El exilio no puede tratarse desde una única óptica porque no es lo mismo un exilio forzado que un exilio voluntario; no es lo mismo emigrar solo que con familiares, hijos o amigos; no es lo mismo emigrar a los 17 años que en la edad adulta; la experiencia del exilio depende además de cuál es tu país de origen y cuál tu país de acogida, de cuál es tu formación y tu status social, y si consigues trabajar en tu profesión u oficio o no, o si eres estudiante; si piensas en volver o si tu idea es la de emigrar para siempre.
Son muchas las variables que deben tomarse en cuenta. Empero la emigración supone para todos un proceso que va de la crisis de identidad a la integración.

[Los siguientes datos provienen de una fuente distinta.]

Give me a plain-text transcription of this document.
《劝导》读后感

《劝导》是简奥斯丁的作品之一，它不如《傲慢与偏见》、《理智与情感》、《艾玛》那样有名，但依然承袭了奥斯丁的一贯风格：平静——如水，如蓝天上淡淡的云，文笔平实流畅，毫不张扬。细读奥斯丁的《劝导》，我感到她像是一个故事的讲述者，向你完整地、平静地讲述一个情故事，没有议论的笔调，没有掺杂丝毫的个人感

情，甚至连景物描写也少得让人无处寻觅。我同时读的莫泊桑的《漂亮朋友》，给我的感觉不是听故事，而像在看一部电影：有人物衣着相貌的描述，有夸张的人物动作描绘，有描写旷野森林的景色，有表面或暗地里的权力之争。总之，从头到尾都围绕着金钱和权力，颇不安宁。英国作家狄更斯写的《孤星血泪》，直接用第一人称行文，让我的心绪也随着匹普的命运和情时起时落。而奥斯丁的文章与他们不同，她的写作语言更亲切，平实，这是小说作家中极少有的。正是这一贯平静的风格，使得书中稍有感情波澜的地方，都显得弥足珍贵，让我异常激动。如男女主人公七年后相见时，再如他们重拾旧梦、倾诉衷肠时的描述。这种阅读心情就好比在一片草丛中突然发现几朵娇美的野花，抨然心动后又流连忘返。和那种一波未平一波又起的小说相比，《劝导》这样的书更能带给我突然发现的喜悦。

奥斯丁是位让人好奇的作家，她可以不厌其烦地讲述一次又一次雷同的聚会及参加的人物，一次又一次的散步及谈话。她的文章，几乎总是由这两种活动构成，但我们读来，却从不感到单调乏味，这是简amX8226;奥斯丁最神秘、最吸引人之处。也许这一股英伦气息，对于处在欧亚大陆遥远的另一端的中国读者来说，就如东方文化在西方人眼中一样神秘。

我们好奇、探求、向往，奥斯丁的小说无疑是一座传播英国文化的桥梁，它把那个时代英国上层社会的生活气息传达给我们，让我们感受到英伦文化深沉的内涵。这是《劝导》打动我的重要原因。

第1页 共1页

En un primer momento se produce indefectiblemente un choque entre tus hábitos y los de la cultura nueva a la que llegas. Ese choque será mayor cuanto más diverjan entre sí el país del que partes y el país al que llegas, por ejemplo si se habla la misma lengua o no. Hay quienes no consiguen aprender la lengua del país de acogida quizás porque son personas ya adultas o porque se enfrascan en un trabajo en el que no es necesario expresarse mucho, o bien porque se aglutinan con personas de su misma nacionalidad formando guetos.
Es muy usual y contraproducente la mayoría de la veces, formar guetos con personas de tu misma nacionalidad porque es una manera ficticia de no romper lazos con el país de origen. Desde el punto de vista social el país de acogida se abre menos a las personas que permanecen unidas a sus países de origen que hacia aquellas que desean ser absorbidas por la nueva sociedad aunque para las primeras resulte un consuelo y una forma de no cortar raíces. Pero lo cierto es que una vez que emigras o te exilias, se produce un desarraigo en casi todos los casos, irreversible. Para muchos que lo han experimentado el regreso al país de origen supone un nuevo desencuentro. Ya no eres ni de aquí ni de allí. Es como si al entrar a formar parte de «otro mundo» te rodeases de una aureola de extranjeridad. Como si tu yo se embebiese de nuevos gestos, de nuevas normas de conducta, de nuevas formas de actuar o reaccionar, etc. mezcladas con las que traías cuando emigraste. Las personas de tu país de origen tampoco te reconocen y te conviertes en una suerte de cuidando del mundo. Para muchos la ida es una salida sin retorno.
Algunos de hecho nunca vuelven a pisar sus países de origen y se amoldan a su situación sobre todo cuando consiguen la nacionalidad y/o si tienen hijos en el extranjero o han venido con niños que son los que más rápidamente se adaptan al nuevo entorno y pierden pronto la memoria respecto de su pasado «en otro sitio.»
Donde fueres haz lo que vieres
Amoldarse a vivir en el exilio supone el aprendizaje de nuevos códigos que te redefinen como persona.
Si todo va bien, llegas a identificarte con los símbolos del nuevo país, con sus modales, con sus gustos, con su historia y con sus políticas pasadas y presentes y, aunque nunca llegues a ser del todo un igual, sientes que este nuevo entorno social es tu nuevo hogar y el sentimiento inicial de desarraigo va desapareciendo a medida que pasa el tiempo. De no ocurrir esto es posible que la idea de volver se mantenga siempre viva aunque esto no suponga más que una utopía.
Para Freud «La identidad es pues un sentimiento que se desarrolla basado en los vínculos con los otros.» Por ese motivo es crucial la capacidad de vincularse activamente a la sociedad de acogida lo que pasa en primera instancia por aprender a hablar su misma lengua, la inmersión lingüística.
Porque incluso cuando se emigra a un país en el que se habla el mismo idioma, éste no es exactamente idéntico al propio. Hay jergas, juegos de palabras, metáforas y toda una serie de variantes que lo distinguen. Aprender esos giros es una manera de poder entablar vínculos y de comenzar a compartir las mismas inquietudes que los nativos.
Integrarse a un nuevo país pasa también por aprender a escuchar y a observar y por dejarse contagiar por el espíritu nacional de la nueva cultura. Existen las idiosincrasias y amoldarse a ellas supone un esfuerzo por nuestra parte. El exiliado no vive la experiencia del turista. Ha venido para quedarse y su punto de vista difiere considerablemente del que solo está de paso. Su experiencia supone exactamente una zambullida en un mar de rituales y de una concepción nueva de las relaciones sociales. Supone también, sobre todo al principio, algo así como descifrar un jeroglífico.
El exiliado se ve compelido a dejar sus modismos e incluso su carácter teniendo siempre en cuenta que hay sociedades más abiertas y otras más cerradas a la acogida de extranjeros. Pero incluso las más cerradas ceden cuando encuentran en ti a un interlocutor válido. Todo depende muchas veces, de que demuestres que lo eres y de que no te conformes bajo ningún concepto, con ser un ciudadano de segunda.